A French judge is today determining whether to overturn a ban on the use of burkinis after a number of sea-side communities have halted their use.
The ban, which was most recently imposed on beaches in Nice, has drawn world-wide debate, some of which is neatly summed up in an infographic currently doing the rounds on Twitter.
The lottery of indecency or “la loterie de l’indecence” as it was originally named in French, points out how a woman’s appearance regularly attracts criticism regardless of what she’s wearing.
Divided into two sections, the image shows a woman who on one side is dressed in a burkini and on the other is shirtless and in a short skirt.
The former accuses the conservative wearer of being “submissive” because she chooses to don a headscarf, and says that her long skirt carries “too many religious connotations”.
On the other side meanwhile, the woman is criticised for either looking “like a whore” or as though she’s “neglecting” herself depending on whether or not she wears makeup.

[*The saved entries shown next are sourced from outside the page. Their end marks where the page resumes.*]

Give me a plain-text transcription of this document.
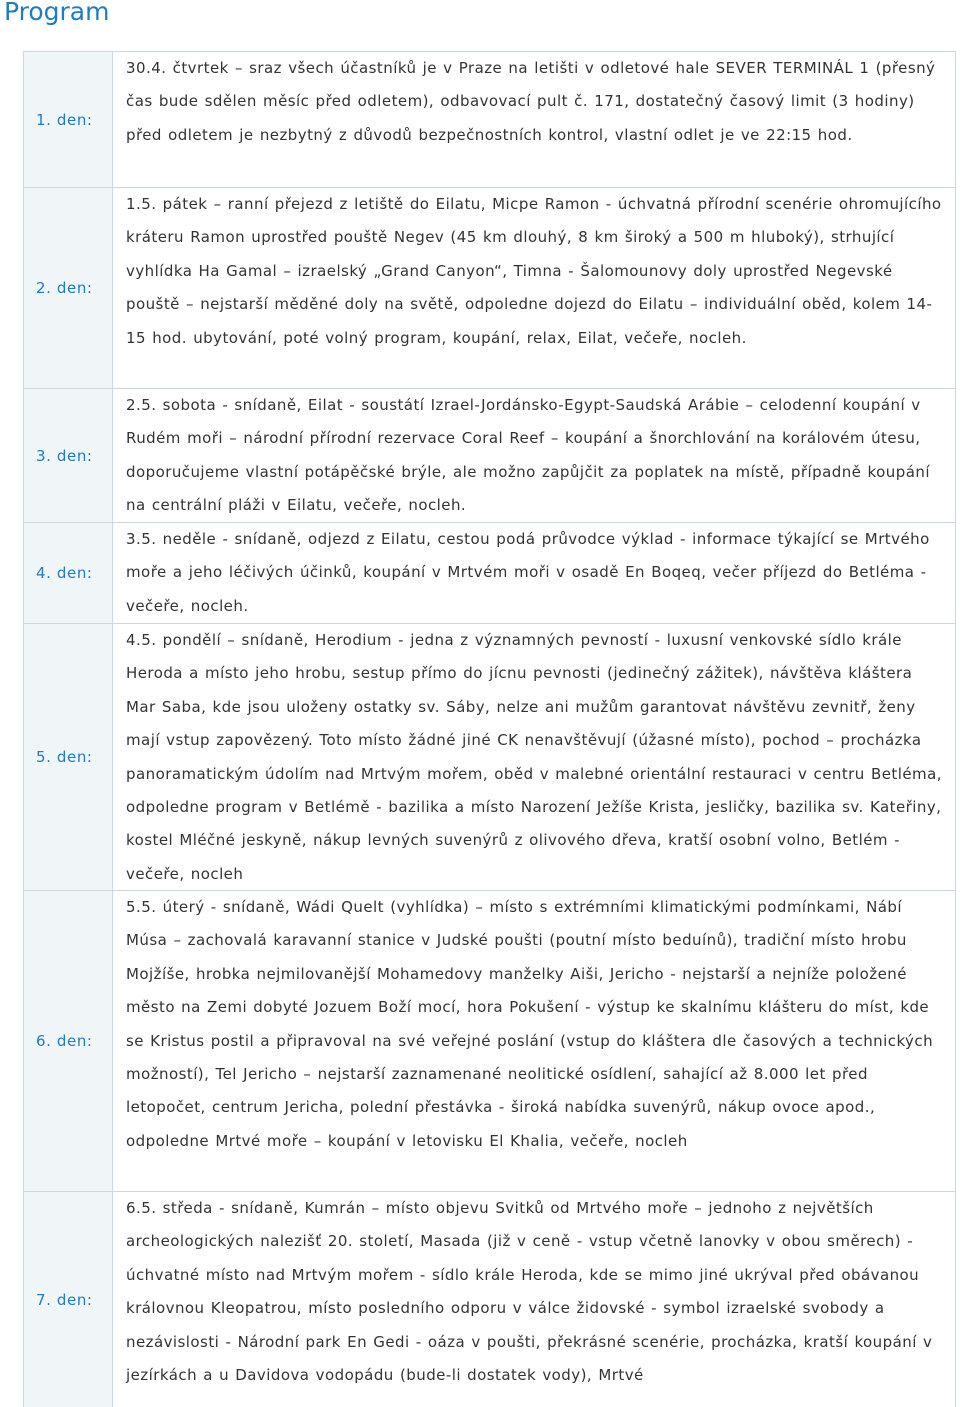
Program
1. den:
30.4. čtvrtek – sraz všech účastníků je v Praze na letišti v odletové hale SEVER TERMINÁL 1 (přesný čas bude sdělen měsíc před odletem), odbavovací pult č. 171, dostatečný časový limit (3 hodiny) před odletem je nezbytný z důvodů bezpečnostních kontrol, vlastní odlet je ve 22:15 hod.
2. den:
1.5. pátek – ranní přejezd z letiště do Eilatu, Micpe Ramon - úchvatná přírodní scenérie ohromujícího kráteru Ramon uprostřed pouště Negev (45 km dlouhý, 8 km široký a 500 m hluboký), strhující vyhlídka Ha Gamal – izraelský „Grand Canyon“, Timna - Šalomounovy doly uprostřed Negevské pouště – nejstarší měděné doly na světě, odpoledne dojezd do Eilatu – individuální oběd, kolem 14-15 hod. ubytování, poté volný program, koupání, relax, Eilat, večeře, nocleh.
3. den:
2.5. sobota - snídaně, Eilat - soustátí Izrael-Jordánsko-Egypt-Saudská Arábie – celodenní koupání v Rudém moři – národní přírodní rezervace Coral Reef – koupání a šnorchlování na korálovém útesu, doporučujeme vlastní potápěčské brýle, ale možno zapůjčit za poplatek na místě, případně koupání na centrální pláži v Eilatu, večeře, nocleh.
4. den:
3.5. neděle - snídaně, odjezd z Eilatu, cestou podá průvodce výklad - informace týkající se Mrtvého moře a jeho léčivých účinků, koupání v Mrtvém moři v osadě En Boqeq, večer příjezd do Betléma - večeře, nocleh.
5. den:
4.5. pondělí – snídaně, Herodium - jedna z významných pevností - luxusní venkovské sídlo krále Heroda a místo jeho hrobu, sestup přímo do jícnu pevnosti (jedinečný zážitek), návštěva kláštera Mar Saba, kde jsou uloženy ostatky sv. Sáby, nelze ani mužům garantovat návštěvu zevnitř, ženy mají vstup zapovězený. Toto místo žádné jiné CK nenavštěvují (úžasné místo), pochod – procházka panoramatickým údolím nad Mrtvým mořem, oběd v malebné orientální restauraci v centru Betléma, odpoledne program v Betlémě - bazilika a místo Narození Ježíše Krista, jesličky, bazilika sv. Kateřiny, kostel Mléčné jeskyně, nákup levných suvenýrů z olivového dřeva, kratší osobní volno, Betlém - večeře, nocleh
6. den:
5.5. úterý - snídaně, Wádi Quelt (vyhlídka) – místo s extrémními klimatickými podmínkami, Nábí Músa – zachovalá karavanní stanice v Judské poušti (poutní místo beduínů), tradiční místo hrobu Mojžíše, hrobka nejmilovanější Mohamedovy manželky Aiši, Jericho - nejstarší a nejníže položené město na Zemi dobyté Jozuem Boží mocí, hora Pokušení - výstup ke skalnímu klášteru do míst, kde se Kristus postil a připravoval na své veřejné poslání (vstup do kláštera dle časových a technických možností), Tel Jericho – nejstarší zaznamenané neolitické osídlení, sahající až 8.000 let před letopočet, centrum Jericha, polední přestávka - široká nabídka suvenýrů, nákup ovoce apod., odpoledne Mrtvé moře – koupání v letovisku El Khalia, večeře, nocleh
7. den:
6.5. středa - snídaně, Kumrán – místo objevu Svitků od Mrtvého moře – jednoho z největších archeologických nalezišť 20. století, Masada (již v ceně - vstup včetně lanovky v obou směrech) - úchvatné místo nad Mrtvým mořem - sídlo krále Heroda, kde se mimo jiné ukrýval před obávanou královnou Kleopatrou, místo posledního odporu v válce židovské - symbol izraelské svobody a nezávislosti - Národní park En Gedi - oáza v poušti, překrásné scenérie, procházka, kratší koupání v jezírkách a u Davidova vodopádu (bude-li dostatek vody), Mrtvé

Her exposed nipple is something of which to “be ashamed”, her short skirt sees her accused of inviting rape and her unshaved legs are considered unhygienic.
The idea, according to Twitter user Ax is that, “In the lottery of indecency, the woman is the only loser.” Another user says, “In a nutshell; damned if you do, damned if you don't.”
Nice this week joined 25 other beach-side towns in France, including Cannes, in banning the burkini from is shorelines.
French Prime Minister Manuel Valls has defended the ban, saying the swimsuit – which has been compared to a wetsuit with lighter fabric – is a religious symbol in opposition to the French ideal of secularism.
“We have to wage a determined fight against radical Islam, against these religious symbols which are filtering into public spaces,” he told BFM-TV.
“For me the burkini is a symbol of the enslavement of women.”
The burkini’s Australian creator disagrees, telling SBS that her wares are a symbol of “freedom” that was initially designed to allow Muslim women to be able to enjoy leisure time in the Western world.
She adds however, that almost half of her current customers “aren’t from the Muslim faith”.
“We’re getting enquiries from skin cancer survivors, breast cancer survivors, women who don't want to wear a bikini anymore for whatever reason... we've had Orthodox, we've had Christians, we've had people from the Jewish faith," she explains.
"I don’t understand why people think they have the right to [tell women what they can and can't wear],” Ms Zanetti continues, “You can’t judge a wearer, she could be anyone and she is anyone.”